Cami o dokunun her şeyidir ve en önde gelen yapısıdır. En estetik bir biçimde kondurmak gerekir ki o çevreye hayat versin. Süleymaniye çevresinde bakıyorsunuz herkes saray gibi konaklar yaptırmak zorunda kalmış. Çünkü doku bunları çekmiş. Cami zamanla o bölgenin, o semtin, o şehrin simgesi olur ve o şehri ayağa kaldırır. O açıdan Süleymaniye’yi korumak zorundayız. Bir daha Süleymaniye yapma şansımız yok. Bir Kanuni, Sinan gelse dahi bu şansımız yok. Batı için de böyle… Bir Mikelanj yok artık. O yüzden onu gözleri gibi koruyorlar. Her toplum yaşadığı çağın rengini alır. Mimari de yaşadığı çağın rengini almak zorundadır.

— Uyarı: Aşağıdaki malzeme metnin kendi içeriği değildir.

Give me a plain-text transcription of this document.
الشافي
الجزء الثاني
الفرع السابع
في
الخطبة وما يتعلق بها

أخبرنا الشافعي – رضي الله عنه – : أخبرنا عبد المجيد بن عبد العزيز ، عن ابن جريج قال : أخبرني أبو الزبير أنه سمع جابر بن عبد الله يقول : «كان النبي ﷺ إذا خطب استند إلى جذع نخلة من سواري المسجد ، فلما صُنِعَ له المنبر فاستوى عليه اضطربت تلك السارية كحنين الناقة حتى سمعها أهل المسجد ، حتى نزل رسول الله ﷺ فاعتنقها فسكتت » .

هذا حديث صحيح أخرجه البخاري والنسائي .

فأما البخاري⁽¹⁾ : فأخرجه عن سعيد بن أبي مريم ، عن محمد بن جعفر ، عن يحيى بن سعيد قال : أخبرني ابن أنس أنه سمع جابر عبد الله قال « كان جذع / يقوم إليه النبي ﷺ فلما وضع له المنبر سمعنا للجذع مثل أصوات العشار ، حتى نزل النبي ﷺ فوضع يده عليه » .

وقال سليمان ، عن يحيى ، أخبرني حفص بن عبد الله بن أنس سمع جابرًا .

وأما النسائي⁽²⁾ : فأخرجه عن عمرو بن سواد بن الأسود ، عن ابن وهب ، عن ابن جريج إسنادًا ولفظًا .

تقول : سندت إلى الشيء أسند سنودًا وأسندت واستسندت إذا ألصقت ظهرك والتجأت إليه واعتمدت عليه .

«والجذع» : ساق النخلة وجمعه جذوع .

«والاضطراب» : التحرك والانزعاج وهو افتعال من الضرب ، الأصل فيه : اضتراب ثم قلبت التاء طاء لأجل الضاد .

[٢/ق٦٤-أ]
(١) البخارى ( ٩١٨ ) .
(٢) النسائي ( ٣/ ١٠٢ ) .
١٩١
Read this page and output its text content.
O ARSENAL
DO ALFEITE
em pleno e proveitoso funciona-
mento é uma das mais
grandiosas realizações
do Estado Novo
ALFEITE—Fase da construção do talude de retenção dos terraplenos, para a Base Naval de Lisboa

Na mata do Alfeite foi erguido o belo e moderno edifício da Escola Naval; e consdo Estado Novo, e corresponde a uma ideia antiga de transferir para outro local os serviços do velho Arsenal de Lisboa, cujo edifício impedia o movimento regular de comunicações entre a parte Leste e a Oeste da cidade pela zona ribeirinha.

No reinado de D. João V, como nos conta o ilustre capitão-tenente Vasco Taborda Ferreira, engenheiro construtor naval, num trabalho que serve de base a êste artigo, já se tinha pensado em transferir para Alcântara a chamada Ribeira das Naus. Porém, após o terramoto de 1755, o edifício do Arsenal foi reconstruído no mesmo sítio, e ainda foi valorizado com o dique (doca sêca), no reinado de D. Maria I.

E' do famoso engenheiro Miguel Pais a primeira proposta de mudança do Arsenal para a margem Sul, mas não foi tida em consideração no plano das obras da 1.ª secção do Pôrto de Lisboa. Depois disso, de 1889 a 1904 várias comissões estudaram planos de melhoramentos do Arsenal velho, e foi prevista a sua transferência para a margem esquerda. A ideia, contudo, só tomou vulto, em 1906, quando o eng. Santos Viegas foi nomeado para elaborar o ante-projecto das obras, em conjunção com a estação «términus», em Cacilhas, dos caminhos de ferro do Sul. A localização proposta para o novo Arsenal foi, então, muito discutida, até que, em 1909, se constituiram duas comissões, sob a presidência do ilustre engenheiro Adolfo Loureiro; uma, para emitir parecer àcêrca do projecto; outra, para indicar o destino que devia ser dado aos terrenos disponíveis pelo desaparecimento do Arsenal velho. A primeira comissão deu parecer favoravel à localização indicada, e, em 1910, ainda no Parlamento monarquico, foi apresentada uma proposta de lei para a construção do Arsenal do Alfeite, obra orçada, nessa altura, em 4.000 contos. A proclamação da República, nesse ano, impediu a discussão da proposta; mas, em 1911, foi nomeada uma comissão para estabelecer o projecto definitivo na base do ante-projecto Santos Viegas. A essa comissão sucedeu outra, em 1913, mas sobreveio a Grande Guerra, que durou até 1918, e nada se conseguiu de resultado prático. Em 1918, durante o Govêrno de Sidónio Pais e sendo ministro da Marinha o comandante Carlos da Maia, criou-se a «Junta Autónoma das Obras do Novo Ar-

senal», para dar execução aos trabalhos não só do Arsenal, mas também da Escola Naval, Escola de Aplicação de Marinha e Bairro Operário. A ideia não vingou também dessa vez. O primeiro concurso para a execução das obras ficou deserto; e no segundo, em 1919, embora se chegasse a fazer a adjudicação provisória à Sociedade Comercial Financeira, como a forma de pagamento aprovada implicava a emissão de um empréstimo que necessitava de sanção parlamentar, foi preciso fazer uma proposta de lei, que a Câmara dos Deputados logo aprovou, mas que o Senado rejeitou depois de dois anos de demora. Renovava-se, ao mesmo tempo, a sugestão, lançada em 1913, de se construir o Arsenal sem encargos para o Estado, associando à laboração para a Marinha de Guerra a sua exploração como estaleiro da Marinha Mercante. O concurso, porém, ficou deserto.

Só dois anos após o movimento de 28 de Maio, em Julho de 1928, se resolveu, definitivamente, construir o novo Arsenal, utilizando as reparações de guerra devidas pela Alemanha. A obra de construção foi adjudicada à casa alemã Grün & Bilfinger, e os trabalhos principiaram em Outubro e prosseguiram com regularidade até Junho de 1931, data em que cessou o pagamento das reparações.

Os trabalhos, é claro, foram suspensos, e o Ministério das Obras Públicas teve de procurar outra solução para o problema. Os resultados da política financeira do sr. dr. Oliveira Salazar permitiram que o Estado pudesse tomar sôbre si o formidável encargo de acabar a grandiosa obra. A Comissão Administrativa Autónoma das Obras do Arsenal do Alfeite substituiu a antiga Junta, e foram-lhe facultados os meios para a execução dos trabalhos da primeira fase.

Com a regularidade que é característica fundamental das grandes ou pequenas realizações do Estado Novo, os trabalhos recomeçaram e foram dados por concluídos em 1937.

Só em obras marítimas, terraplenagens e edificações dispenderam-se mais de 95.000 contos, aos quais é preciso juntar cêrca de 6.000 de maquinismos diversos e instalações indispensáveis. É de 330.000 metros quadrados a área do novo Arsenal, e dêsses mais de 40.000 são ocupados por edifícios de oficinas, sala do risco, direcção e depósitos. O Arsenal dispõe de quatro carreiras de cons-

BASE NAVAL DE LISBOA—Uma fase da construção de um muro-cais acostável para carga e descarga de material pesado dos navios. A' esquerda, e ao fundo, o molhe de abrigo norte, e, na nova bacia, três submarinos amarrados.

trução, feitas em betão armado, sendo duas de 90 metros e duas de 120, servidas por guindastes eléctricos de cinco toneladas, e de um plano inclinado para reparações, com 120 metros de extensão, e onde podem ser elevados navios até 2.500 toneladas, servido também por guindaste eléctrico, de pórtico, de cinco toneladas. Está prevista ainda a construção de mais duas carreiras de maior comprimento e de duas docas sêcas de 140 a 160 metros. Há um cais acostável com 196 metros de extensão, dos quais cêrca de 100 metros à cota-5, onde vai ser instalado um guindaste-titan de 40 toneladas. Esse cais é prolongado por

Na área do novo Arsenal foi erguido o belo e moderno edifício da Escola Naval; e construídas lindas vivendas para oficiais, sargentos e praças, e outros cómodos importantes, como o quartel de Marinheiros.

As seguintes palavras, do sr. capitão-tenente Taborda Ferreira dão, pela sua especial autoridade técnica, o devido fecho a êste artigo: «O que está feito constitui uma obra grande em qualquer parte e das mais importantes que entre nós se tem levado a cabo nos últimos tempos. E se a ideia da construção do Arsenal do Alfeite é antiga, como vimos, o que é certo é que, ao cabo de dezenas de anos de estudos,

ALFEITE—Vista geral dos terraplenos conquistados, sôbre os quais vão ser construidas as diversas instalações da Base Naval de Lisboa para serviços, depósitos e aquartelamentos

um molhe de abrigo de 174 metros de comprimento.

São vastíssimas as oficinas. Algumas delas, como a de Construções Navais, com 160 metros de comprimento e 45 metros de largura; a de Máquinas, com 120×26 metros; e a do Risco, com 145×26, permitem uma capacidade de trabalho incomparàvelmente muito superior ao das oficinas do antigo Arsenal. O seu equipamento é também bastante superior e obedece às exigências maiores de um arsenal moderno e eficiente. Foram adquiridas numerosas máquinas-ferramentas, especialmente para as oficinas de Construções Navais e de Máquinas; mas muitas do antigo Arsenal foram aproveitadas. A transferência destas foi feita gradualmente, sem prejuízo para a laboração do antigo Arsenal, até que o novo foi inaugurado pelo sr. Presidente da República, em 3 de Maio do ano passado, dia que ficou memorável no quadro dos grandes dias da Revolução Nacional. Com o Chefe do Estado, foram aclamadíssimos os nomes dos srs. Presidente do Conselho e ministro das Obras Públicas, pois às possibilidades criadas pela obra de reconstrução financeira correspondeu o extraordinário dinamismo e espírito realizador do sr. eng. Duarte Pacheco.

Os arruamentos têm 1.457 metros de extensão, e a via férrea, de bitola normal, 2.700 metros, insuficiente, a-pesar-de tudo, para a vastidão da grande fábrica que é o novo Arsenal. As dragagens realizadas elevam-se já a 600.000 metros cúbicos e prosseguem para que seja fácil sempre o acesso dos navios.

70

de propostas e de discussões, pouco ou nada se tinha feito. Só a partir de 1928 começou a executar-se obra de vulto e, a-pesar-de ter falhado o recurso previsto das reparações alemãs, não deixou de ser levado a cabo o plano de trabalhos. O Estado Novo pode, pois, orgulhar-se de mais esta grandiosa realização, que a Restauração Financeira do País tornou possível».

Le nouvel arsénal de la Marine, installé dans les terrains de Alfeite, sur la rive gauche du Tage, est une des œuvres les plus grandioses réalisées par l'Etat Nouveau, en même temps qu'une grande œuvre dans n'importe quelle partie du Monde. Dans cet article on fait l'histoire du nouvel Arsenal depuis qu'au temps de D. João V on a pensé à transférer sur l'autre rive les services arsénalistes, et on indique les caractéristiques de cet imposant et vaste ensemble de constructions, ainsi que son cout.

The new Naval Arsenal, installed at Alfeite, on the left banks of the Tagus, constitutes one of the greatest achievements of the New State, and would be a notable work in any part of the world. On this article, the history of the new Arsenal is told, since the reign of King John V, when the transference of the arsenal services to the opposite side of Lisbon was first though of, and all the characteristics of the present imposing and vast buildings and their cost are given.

Günümüzde özgün bir cami mimarisi oluşturmak adına çok büyük camilerin yapıldığını görüyoruz. Büyüklük bir yapının ihtişamı anlamına gelir mi?
Bana göre küçük olan ama gösterişli camiler de mümkündür. Mesela Şemsi Paşa Camii. Üsküdar’ın leb-i derya dediğimiz sahilinde Sinan’ın en gözde eseri olarak bulunuyor. Küçük bir külliye ama gözde bir mekân. İşte iyi mimar iş çıkarır.
Peki hocam; bize ne oldu da geleneği koruyamadık ya da bu köklü gelenekten yeni şeyler üretemedik?
Mimarlık alanında özellikle cami mimarisinde cumhuriyetin ilk dönemlerinde güzel eserler çıktı ortaya. Mesela Mimar Kemalettin’in yaptığı Bebek Camii. Mesela Şişli Camii. Vasıf Ege’nin yaptığı cami. O da fena değildir. Fakat kırılma noktasında takılıp kaldık. Eskiye benzesin derken, orada takılıp kaldık. O yüzden haddimizi bilmemiz lazım. Çağımızın rengini, tasarımını ortaya koymamız gerekiyor. Aksi takdirde rölövesini alır Selimiye, Süleymaniye’nin kötü bir kopyasını yaparız. O büyük ustalar, taş yontucular, seramikçiler, o hattatlar artık yok. Kendi çağımızın sanatını, yorumunu, performansını ortaya koyalım.
Son soru olarak bugünün ihtiyacına cevap verir bir cami nasıl olmalıdır?
Öncelikle caminin mekânda kapasitesi, büyüklüğü iyi hesaplanmalı. Çevrenin gelişmesi ve inkişafına göre kapasitesi düşünülmeli. Bunu Osmanlı bizden daha iyi düşünmüş. Süleymaniye bugün hâlâ kapasite itibarıyla bütün insanları alabiliyor. Sultanahmet 2012 yılında hâlâ cumaları cemaatin ihtiyacını karşılayabiliyor. Bu doğru bir hesaptan kaynaklanıyor. Bizde ise camiler büyük, minareler füze gibi. Ne kadar yüksek yaparsan o kadar iyi görülüyor. Burada bozukluk var. Hacmi kapasitesi iyi ayarlanmalı ve çevresiyle de mütenasip olmalı ve zorlanmamalıdır.